I did notice he started talking louder while I was washing my hands. I guess he was trying to cover the water sounds so the person on the other end of the conversation didn’t know where he was at the moment. I’m sorry, dude; you’re the dumbass who answered your cell phone while sitting on the toilet. I’m not going to wait to flush and wash just because you’re on the phone.
That pretty much made my day, I think.
4 comments:
Hee. I like Happy Jacob.
I can't stand people who talk on their phone in public restrooms. If I were talking to someone on the phone and heard telltale bathroom noises in the background, I'd tell them to call me back.
On another note, Mickey and I were talking the other day about coming to visit you in Hazlehurst. Maybe we can even talk Chris and Meaghan into coming. It would have to be at least a 3-day weekend, because otherwise it's too much driving in a short period of time.
If it wouldn't have been a waste of water, I'd say you should have flushed every urinal and toilet in the room on your way out, just to screw the guy. He is a dumbass.
Re: Courtney's suggestion, a visit to Hazlehurst could be fun. For my part, though, it would pretty much have to be after the new year. My December weekends are booked solid.
I've seen girls wait until they are on the toilet and call someone. That's just disgusting and weird! I, too, like happy Jacob!

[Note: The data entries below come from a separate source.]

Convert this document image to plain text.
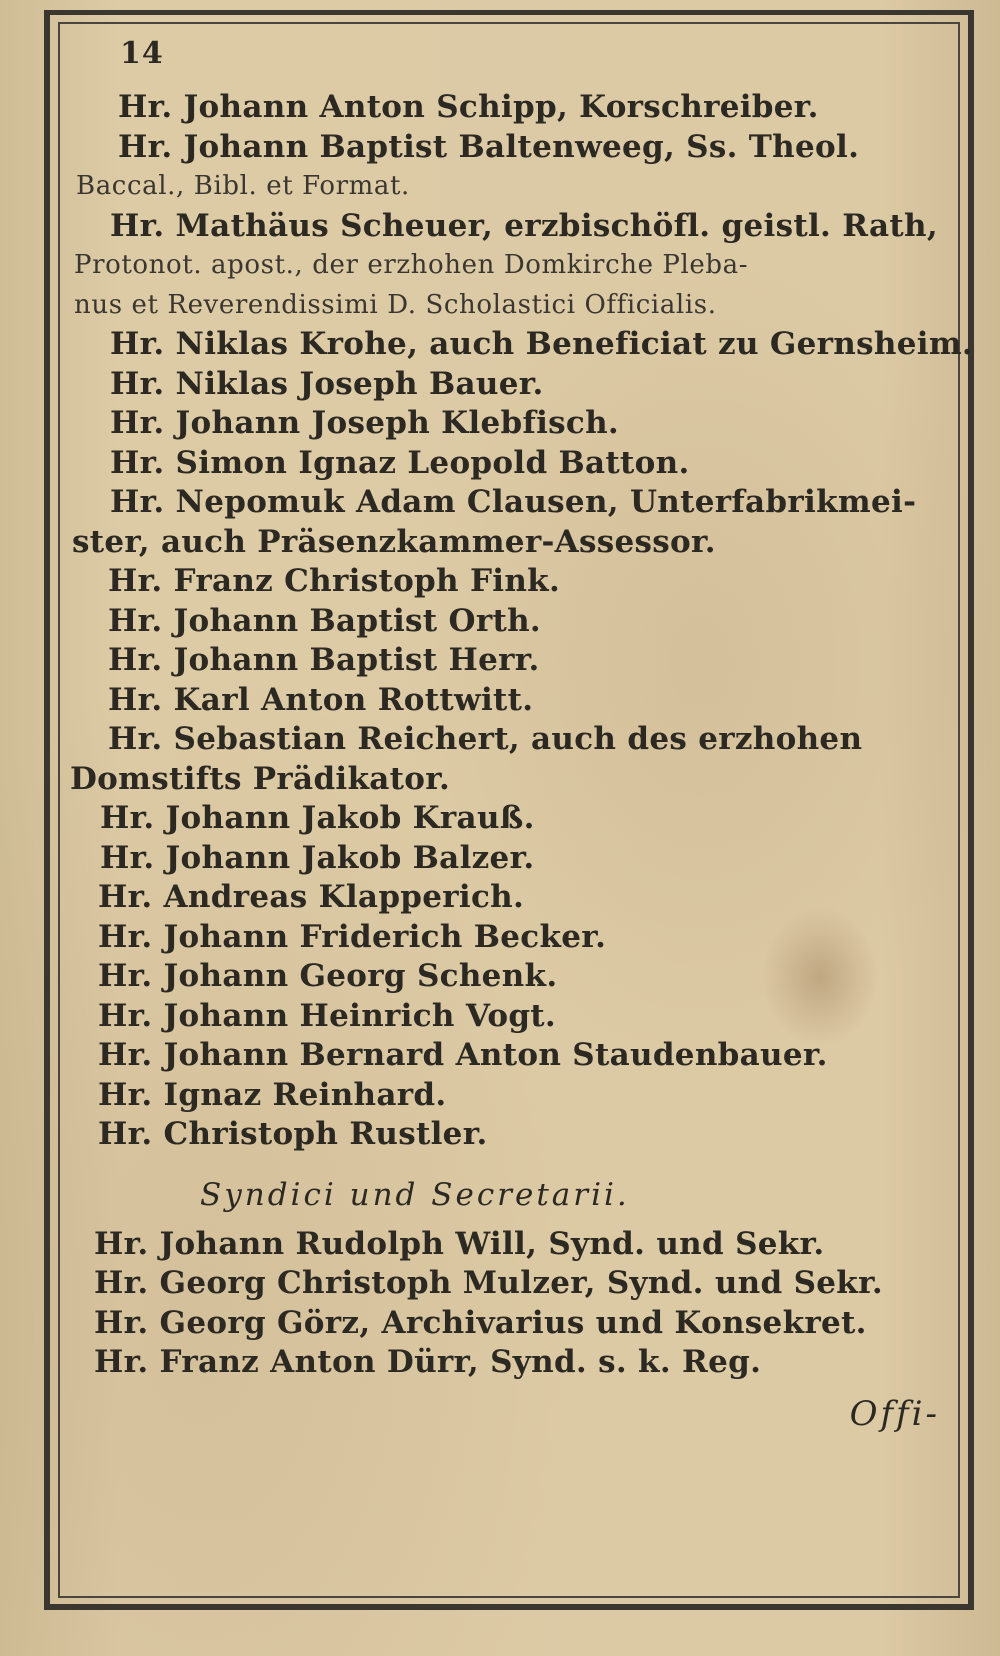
14
Hr. Johann Anton Schipp, Korschreiber.
Hr. Johann Baptist Baltenweeg, Ss. Theol.
Baccal., Bibl. et Format.
Hr. Mathäus Scheuer, erzbischöfl. geistl. Rath,
Protonot. apost., der erzhohen Domkirche Pleba-
nus et Reverendissimi D. Scholastici Officialis.
Hr. Niklas Krohe, auch Beneficiat zu Gernsheim.
Hr. Niklas Joseph Bauer.
Hr. Johann Joseph Klebfisch.
Hr. Simon Ignaz Leopold Batton.
Hr. Nepomuk Adam Clausen, Unterfabrikmei-
ster, auch Präsenzkammer-Assessor.
Hr. Franz Christoph Fink.
Hr. Johann Baptist Orth.
Hr. Johann Baptist Herr.
Hr. Karl Anton Rottwitt.
Hr. Sebastian Reichert, auch des erzhohen
Domstifts Prädikator.
Hr. Johann Jakob Krauß.
Hr. Johann Jakob Balzer.
Hr. Andreas Klapperich.
Hr. Johann Friderich Becker.
Hr. Johann Georg Schenk.
Hr. Johann Heinrich Vogt.
Hr. Johann Bernard Anton Staudenbauer.
Hr. Ignaz Reinhard.
Hr. Christoph Rustler.
Syndici und Secretarii.
Hr. Johann Rudolph Will, Synd. und Sekr.
Hr. Georg Christoph Mulzer, Synd. und Sekr.
Hr. Georg Görz, Archivarius und Konsekret.
Hr. Franz Anton Dürr, Synd. s. k. Reg.
Offi-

You're welcome to visit. We've got the spare bed room set up and a queen size air mattress (two actually) if both couples come. We have at least a three day weekend once a month. We've got Feb. 16, 17, 18 and a four or five day weekend surrounding Easter in March. Spring Break is the 19-28 of April. If you want to wait until May (and I don't know why with the weather that time of year) just wait until the last week of the month and we'll be out of school for the summer.